Recognizing this issue, James Shaw, New Zealand’s Minister for Climate Change and leader of the Green Party, announced last month to establish a new humanitarian visa targeted specifically at Pacific Islanders that are in danger of having to flee their homes as a result of coastal erosion. [3]

Shaw hopes that doing so could provide a temporary solution until carbon emission levels can be better controlled. While the main priority is to allow Pacific communities to adapt independently and relocate within their communities, this may be difficult if sea levels continue to rise. Jacinda Ardern, New Zealand’s Prime Minister, also aims to greatly reduce the country’s carbon footprint by 2050.

This new humanitarian visa may serve as another important bridge between New Zealand and other Pacific Islands. While other countries may also be planning on providing aid, such as Australia which is planning on spending at least $300 million Australian Dollars, New Zealand remains the sole country that has planned to establish a direct solution to Kiribati’s climate issue. On the other hand, Shaw and Ardern also may need to consider the possibility that inhabitants of Kiribati may prefer aid for their homeland as opposed to having to leave their homes as the sole solution.

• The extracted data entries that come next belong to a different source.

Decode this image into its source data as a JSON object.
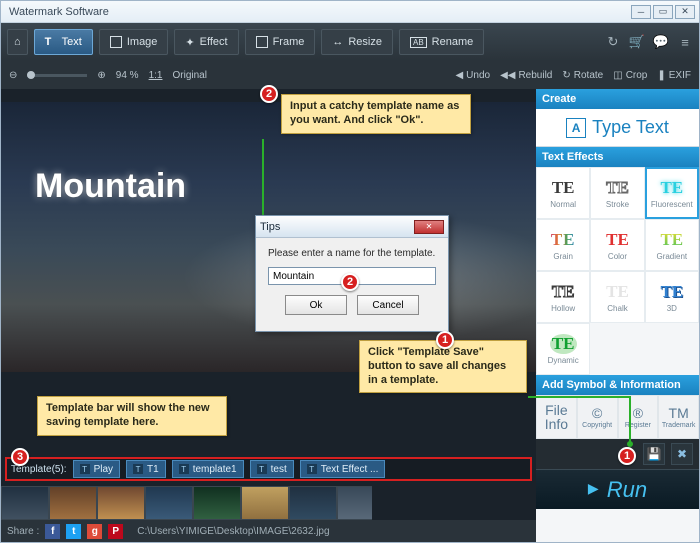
{
  "app": {
    "title": "Watermark Software"
  },
  "toolbar": {
    "home": "⌂",
    "text": "Text",
    "image": "Image",
    "effect": "Effect",
    "frame": "Frame",
    "resize": "Resize",
    "rename": "Rename"
  },
  "zoom": {
    "percent": "94 %",
    "ratio": "1:1",
    "ratio_label": "Original",
    "undo": "Undo",
    "rebuild": "Rebuild",
    "rotate": "Rotate",
    "crop": "Crop",
    "exif": "EXIF"
  },
  "canvas": {
    "watermark": "Mountain"
  },
  "rpanel": {
    "create": "Create",
    "type_text": "Type Text",
    "text_effects": "Text Effects",
    "effects": [
      {
        "swatch": "TE",
        "label": "Normal",
        "style": "color:#3a3a3a"
      },
      {
        "swatch": "TE",
        "label": "Stroke",
        "style": "color:#888;-webkit-text-stroke:1px #666;color:transparent"
      },
      {
        "swatch": "TE",
        "label": "Fluorescent",
        "style": "color:#2ad0e0;text-shadow:0 0 4px #2ad0e0",
        "sel": true
      },
      {
        "swatch": "TE",
        "label": "Grain",
        "style": "background:linear-gradient(90deg,#d04060,#e08030,#40a060,#3080d0);-webkit-background-clip:text;color:transparent;letter-spacing:1px"
      },
      {
        "swatch": "TE",
        "label": "Color",
        "style": "color:#e03030"
      },
      {
        "swatch": "TE",
        "label": "Gradient",
        "style": "background:linear-gradient(#f0e030,#40c060);-webkit-background-clip:text;color:transparent"
      },
      {
        "swatch": "TE",
        "label": "Hollow",
        "style": "color:transparent;-webkit-text-stroke:1px #3a3a3a"
      },
      {
        "swatch": "TE",
        "label": "Chalk",
        "style": "color:#e4e4e4"
      },
      {
        "swatch": "TE",
        "label": "3D",
        "style": "color:#3080d0;text-shadow:1px 1px 0 #1a5090"
      },
      {
        "swatch": "TE",
        "label": "Dynamic",
        "style": "color:#10a030;background:#c0e8c0;border-radius:50%;padding:0 2px"
      }
    ],
    "add_symbol": "Add Symbol & Information",
    "addl": [
      {
        "big": "File\nInfo",
        "label": ""
      },
      {
        "big": "©",
        "label": "Copyright"
      },
      {
        "big": "®",
        "label": "Register"
      },
      {
        "big": "TM",
        "label": "Trademark"
      }
    ]
  },
  "templates": {
    "label": "Template(5):",
    "items": [
      "Play",
      "T1",
      "template1",
      "test",
      "Text Effect ..."
    ]
  },
  "share": {
    "label": "Share :",
    "path": "C:\\Users\\YIMIGE\\Desktop\\IMAGE\\2632.jpg"
  },
  "run": "Run",
  "dialog": {
    "title": "Tips",
    "msg": "Please enter a name for the template.",
    "value": "Mountain",
    "ok": "Ok",
    "cancel": "Cancel"
  },
  "callouts": {
    "c1": "Click \"Template Save\" button to save all changes in a template.",
    "c2": "Input a catchy template name as you want. And click \"Ok\".",
    "c3": "Template bar will show the new saving template here."
  }
}
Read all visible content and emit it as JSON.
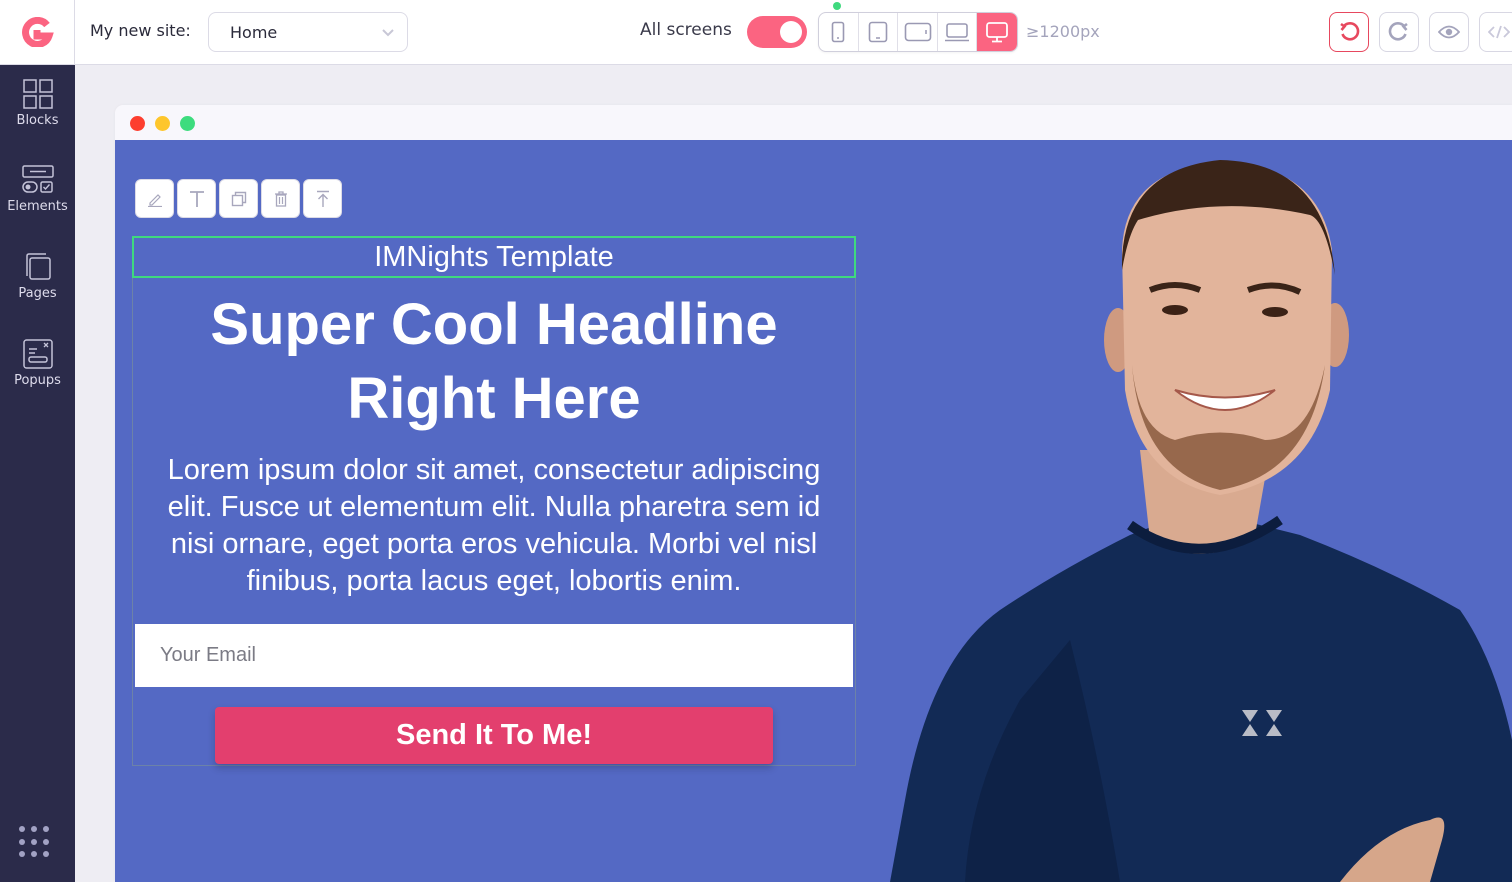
{
  "topbar": {
    "logo": "brand-logo",
    "site_label": "My new site:",
    "page_select": {
      "value": "Home"
    },
    "screens_label": "All screens",
    "all_screens_toggle": {
      "on": true
    },
    "devices": [
      {
        "name": "mobile",
        "active": false
      },
      {
        "name": "tablet-portrait",
        "active": false
      },
      {
        "name": "tablet-landscape",
        "active": false
      },
      {
        "name": "laptop",
        "active": false
      },
      {
        "name": "desktop",
        "active": true
      }
    ],
    "breakpoint_label": "≥1200px",
    "actions": [
      "undo",
      "redo",
      "preview",
      "code"
    ]
  },
  "sidebar": {
    "items": [
      {
        "label": "Blocks",
        "icon": "blocks-icon"
      },
      {
        "label": "Elements",
        "icon": "elements-icon"
      },
      {
        "label": "Pages",
        "icon": "pages-icon"
      },
      {
        "label": "Popups",
        "icon": "popups-icon"
      }
    ],
    "apps_icon": "apps-grid-icon"
  },
  "canvas": {
    "element_toolbar": [
      "edit",
      "text",
      "duplicate",
      "delete",
      "move-up"
    ],
    "selected_text": "IMNights Template",
    "headline": "Super Cool Headline Right Here",
    "body": "Lorem ipsum dolor sit amet, consectetur adipiscing elit. Fusce ut elementum elit. Nulla pharetra sem id nisi ornare, eget porta eros vehicula. Morbi vel nisl finibus, porta lacus eget, lobortis enim.",
    "email_placeholder": "Your Email",
    "cta_label": "Send It To Me!",
    "image_alt": "Smiling man in navy shirt with arms crossed"
  },
  "colors": {
    "accent": "#fb6481",
    "sidebar_bg": "#2b2b4a",
    "page_bg": "#5469c4",
    "cta": "#e33f6e",
    "selection": "#3fd97e"
  }
}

Not only does the new visa program strengthen New Zealand’s relations with Kiribati and other Pacific nations,  but it also strengthens the government’s own position as they continue to gain support from the country’s own Pacific Island population. Pacific Islanders (including Maori) comprise of more than 20 percent of the country’s population [4], and the introduction of such a visa is likely to directly affect much of the local population who may have relatives in the regions suffering most from rising sea levels, Kiribati being just one such example.

At the same time, implementing such a visa program may prove to be difficult for a number of reasons. For example, it is difficult to prove that climate change is the reason for the migration, and may lead to abuse and political tension. Additionally,  it may be difficult for individual countries such as New Zealand to solve the problem alone. If climate change continues to worsen, the exodus of climate refugees from low-lying island states such as Kiribati will become a growing concern for the international community. While countries such as New Zealand are setting an example for the rest of the world by taking concrete actions in addressing the issue of climate refugees, the solution of humanitarian visas may need to be approached from a different perspective in order to ensure that it provides the proper aid it promises. 

Gillian Xie is a freshman studying Philosophy, Politics and Economics at Oxford University. She is the Blogger for Defense Affairs in East Asia.


[1] NASA, 2017. NASA, NOAA Data Show 2016 Warmest Year on Record Globally, New York: NASA.

[2] Gray, David. “Tide of humanity, as well as rising seas, lap at Kiribati's future.” Reuters, Thomson Reuters, 13 Jun. 2013

[3] Taylor, Lin. “New Zealand Considers Visa for Climate 'Refugees' from Pacific Islands.” Reuters, Thomson Reuters, 17 Nov. 2017,

[4] Stats NZ, 2013. 2013 Census – Major ethnic groups in New Zealand, Wellington: Statistics New Zealand.